Make room for a variety of reactions. As with all grief, there are a multitude of emotions that we experience. Make space for your child to have a range of emotions in the face of this loss, and honor and accept all of them. Try to avoid taking any of this personally, and allow them the space to work through their feelings with you.
Help honor the person they’ve lost. Attending memorial services, writing letters to the deceased, or getting involved in a suicide prevention organization, can all be ways to channel grief into action. Helping children to use their sadness to inspire change can help them from becoming overloaded with the burden of grief.
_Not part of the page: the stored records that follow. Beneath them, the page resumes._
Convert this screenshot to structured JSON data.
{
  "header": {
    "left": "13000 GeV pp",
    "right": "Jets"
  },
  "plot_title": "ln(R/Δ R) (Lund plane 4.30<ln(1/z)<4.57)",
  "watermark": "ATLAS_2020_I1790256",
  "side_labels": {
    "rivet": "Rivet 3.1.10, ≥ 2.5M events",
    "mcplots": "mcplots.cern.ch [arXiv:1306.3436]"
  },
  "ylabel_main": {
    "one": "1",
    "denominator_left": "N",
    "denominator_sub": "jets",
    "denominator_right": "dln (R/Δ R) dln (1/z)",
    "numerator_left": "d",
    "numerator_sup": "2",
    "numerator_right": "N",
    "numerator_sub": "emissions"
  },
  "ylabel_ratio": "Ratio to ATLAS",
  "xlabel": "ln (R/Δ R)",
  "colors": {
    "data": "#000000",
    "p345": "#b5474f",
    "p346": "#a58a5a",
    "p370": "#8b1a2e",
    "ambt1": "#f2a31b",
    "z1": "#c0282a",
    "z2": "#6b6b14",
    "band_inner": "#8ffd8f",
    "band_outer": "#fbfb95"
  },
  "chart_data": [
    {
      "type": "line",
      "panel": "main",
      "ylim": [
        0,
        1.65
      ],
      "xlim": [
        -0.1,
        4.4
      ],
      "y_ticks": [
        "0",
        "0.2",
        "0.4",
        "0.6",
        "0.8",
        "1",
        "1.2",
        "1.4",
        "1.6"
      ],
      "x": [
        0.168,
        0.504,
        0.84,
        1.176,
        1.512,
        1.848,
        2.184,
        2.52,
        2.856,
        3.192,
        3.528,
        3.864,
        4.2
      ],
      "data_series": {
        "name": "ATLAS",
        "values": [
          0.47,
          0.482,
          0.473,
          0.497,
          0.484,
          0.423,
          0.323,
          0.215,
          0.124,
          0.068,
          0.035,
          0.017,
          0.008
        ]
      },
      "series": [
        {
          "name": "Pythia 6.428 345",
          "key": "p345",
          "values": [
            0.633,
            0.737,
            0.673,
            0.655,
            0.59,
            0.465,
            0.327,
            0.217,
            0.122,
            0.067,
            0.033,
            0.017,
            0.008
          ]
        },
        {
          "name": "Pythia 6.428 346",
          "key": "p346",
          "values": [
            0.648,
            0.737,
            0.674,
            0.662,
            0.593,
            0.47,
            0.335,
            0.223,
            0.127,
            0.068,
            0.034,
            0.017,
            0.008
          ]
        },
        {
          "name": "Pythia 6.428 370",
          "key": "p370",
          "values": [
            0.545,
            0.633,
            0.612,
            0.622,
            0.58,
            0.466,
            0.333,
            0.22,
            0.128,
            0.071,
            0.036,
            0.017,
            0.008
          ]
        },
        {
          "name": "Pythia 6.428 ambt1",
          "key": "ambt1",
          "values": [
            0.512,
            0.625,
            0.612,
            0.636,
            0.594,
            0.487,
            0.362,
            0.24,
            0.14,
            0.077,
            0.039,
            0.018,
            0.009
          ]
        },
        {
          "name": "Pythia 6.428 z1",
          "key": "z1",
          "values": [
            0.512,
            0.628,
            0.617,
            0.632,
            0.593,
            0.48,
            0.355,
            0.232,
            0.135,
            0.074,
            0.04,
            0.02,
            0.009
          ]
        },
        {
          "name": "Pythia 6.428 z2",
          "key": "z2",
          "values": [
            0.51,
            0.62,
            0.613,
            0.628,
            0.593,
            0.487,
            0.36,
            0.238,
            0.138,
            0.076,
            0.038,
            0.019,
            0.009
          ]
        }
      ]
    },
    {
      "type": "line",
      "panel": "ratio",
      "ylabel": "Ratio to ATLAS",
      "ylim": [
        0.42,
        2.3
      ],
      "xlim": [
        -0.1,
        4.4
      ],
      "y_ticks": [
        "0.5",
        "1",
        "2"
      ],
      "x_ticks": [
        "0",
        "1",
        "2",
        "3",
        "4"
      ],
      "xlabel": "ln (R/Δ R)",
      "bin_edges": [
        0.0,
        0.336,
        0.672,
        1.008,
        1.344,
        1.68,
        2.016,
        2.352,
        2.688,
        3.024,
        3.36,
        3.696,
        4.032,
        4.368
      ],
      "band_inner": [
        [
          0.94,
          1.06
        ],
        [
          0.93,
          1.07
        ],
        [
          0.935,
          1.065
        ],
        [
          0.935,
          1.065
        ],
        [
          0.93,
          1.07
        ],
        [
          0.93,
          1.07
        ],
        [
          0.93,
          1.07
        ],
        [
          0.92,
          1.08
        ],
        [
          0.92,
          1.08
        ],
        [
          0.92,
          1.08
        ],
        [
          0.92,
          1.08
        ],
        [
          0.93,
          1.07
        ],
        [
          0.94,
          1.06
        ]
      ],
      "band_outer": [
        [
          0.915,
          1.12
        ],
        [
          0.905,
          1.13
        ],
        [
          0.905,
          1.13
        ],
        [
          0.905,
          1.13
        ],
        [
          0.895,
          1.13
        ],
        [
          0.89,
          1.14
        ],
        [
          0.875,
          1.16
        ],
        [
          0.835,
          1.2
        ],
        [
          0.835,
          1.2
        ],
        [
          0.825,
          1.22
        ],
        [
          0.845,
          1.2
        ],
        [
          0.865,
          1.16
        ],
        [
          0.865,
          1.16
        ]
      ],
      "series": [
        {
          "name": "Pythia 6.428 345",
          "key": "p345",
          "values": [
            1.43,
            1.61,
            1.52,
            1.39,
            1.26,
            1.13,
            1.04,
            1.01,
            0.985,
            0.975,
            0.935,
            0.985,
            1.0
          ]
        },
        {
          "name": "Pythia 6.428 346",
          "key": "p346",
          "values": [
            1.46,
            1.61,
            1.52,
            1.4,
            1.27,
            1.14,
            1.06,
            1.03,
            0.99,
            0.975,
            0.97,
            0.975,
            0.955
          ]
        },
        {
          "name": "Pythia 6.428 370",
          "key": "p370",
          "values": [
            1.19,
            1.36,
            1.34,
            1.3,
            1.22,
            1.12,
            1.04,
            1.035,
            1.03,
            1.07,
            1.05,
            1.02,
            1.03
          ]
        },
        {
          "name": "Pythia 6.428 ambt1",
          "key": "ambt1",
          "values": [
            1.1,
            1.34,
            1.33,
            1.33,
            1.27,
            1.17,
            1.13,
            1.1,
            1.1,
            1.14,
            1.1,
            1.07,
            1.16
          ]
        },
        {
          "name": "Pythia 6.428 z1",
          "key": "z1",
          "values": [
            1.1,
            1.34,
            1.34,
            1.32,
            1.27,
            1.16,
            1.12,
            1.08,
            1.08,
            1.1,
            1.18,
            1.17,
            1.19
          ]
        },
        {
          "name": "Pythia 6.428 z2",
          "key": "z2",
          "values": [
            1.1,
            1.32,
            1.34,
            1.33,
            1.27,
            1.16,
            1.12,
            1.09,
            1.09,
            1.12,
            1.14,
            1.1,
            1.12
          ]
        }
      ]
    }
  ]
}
Stay connected. In the wake of a loss like this, remain available to your child for ongoing conversations. Sometimes the magnitude of the event won’t hit for a few days or weeks. Let your child know that you are there whenever they want to talk, and that it is OK to revisit the subject as many times as they need to.
Keep conversations factual and concise, and avoid media exposure. Concerns about suicide contagion, the link between exposure to suicide and the increased risk of suicide among those already at-risk, must always be top of mind. Avoiding repetitive or oversimplified media coverage, emphasizing that suicide is the result of many complex factors, and omitting unnecessary or descriptive details of methods can help manage the contagion risk. It is also important to make sure that risk is further minimized by seeking professional help (or contacting a suicide hotline) for those in the immediate community around the loss, or those exposed to loss at a vulnerable time.
This conversation will, and must, continue.
I still remember a nine year old detained boy at juvenile court-the day after a suicide, attempt with a sheet he carefully separated carrots and peas on his food tray. It was striking -12 hours before he wanted to end his life, and now -he was afraid of carrots! We were instructed by the court psychologist not to ask him anything about the event, so I let him lead the conversation.  He insisted he was allergic to carrots. He then chose a book and I read it to him. He seemed calm. Wish I knew his fate. With friends who lost kids to suicide. It took years for them to talk about it. But rarely. Suicide is shrouded in secrecy shame and lack of language to discuss it.